By Leika Kihara
TOKYO (Reuters) - Bank of Japan Governor Haruhiko Kuroda voiced confidence on Monday that the central bank can shrink its balance sheet at an appropriate pace without disrupting markets, when it exits ultra-loose monetary policy.
He also said the BOJ's huge bond buying was aimed at achieving its 2 percent inflation target, not at bank-rolling the government's huge public debt.
"How to deal with the BOJ's expanded balance sheet would be among key challenges for us when we were to exit from quantitative easing," Kuroda told parliament.
"But past experience of other central banks indicate that with a good mix (of redemption and re-investment of bonds), it's possible to shrink our balance sheet at an appropriate pace, while keeping markets stable," he said.

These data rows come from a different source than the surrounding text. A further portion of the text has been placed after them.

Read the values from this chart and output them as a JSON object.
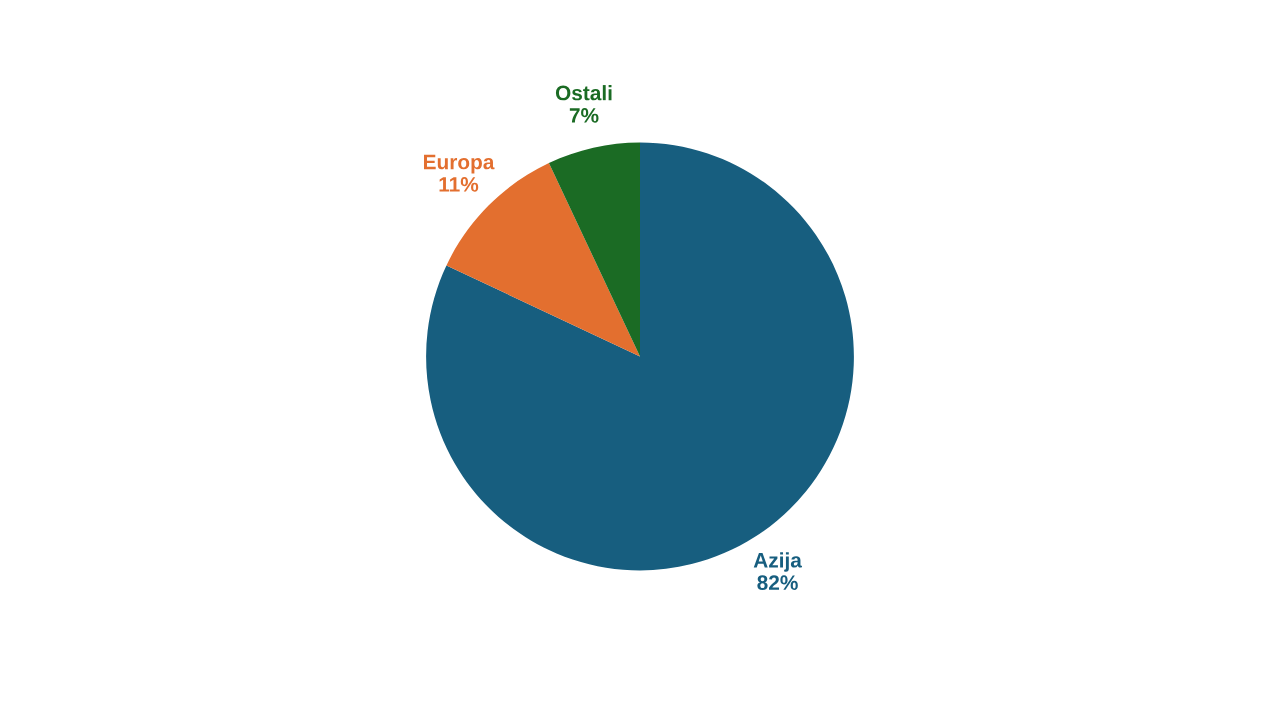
{
  "chart_data": {
    "type": "pie",
    "categories": [
      "Azija",
      "Europa",
      "Ostali"
    ],
    "values": [
      82,
      11,
      7
    ],
    "value_labels": [
      "82%",
      "11%",
      "7%"
    ],
    "colors": [
      "#175e7f",
      "#e36f2f",
      "#1b6b24"
    ],
    "legend": false
  }
}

The BOJ has become the first among G7 nations to own assets collectively worth more than the country's entire economy, following a half-decade spending spree designed to accelerate weak price growth.
Critics of the BOJ's radical stimulus programme warn that the central bank could struggle to shrink its huge balance sheet when the time to exit ultra-loose policy comes.
Kuroda rebuffed such concerns, saying that the BOJ can engineer a smooth exit by holding off on reinvesting some of the funds it redeems from bonds that reach maturity.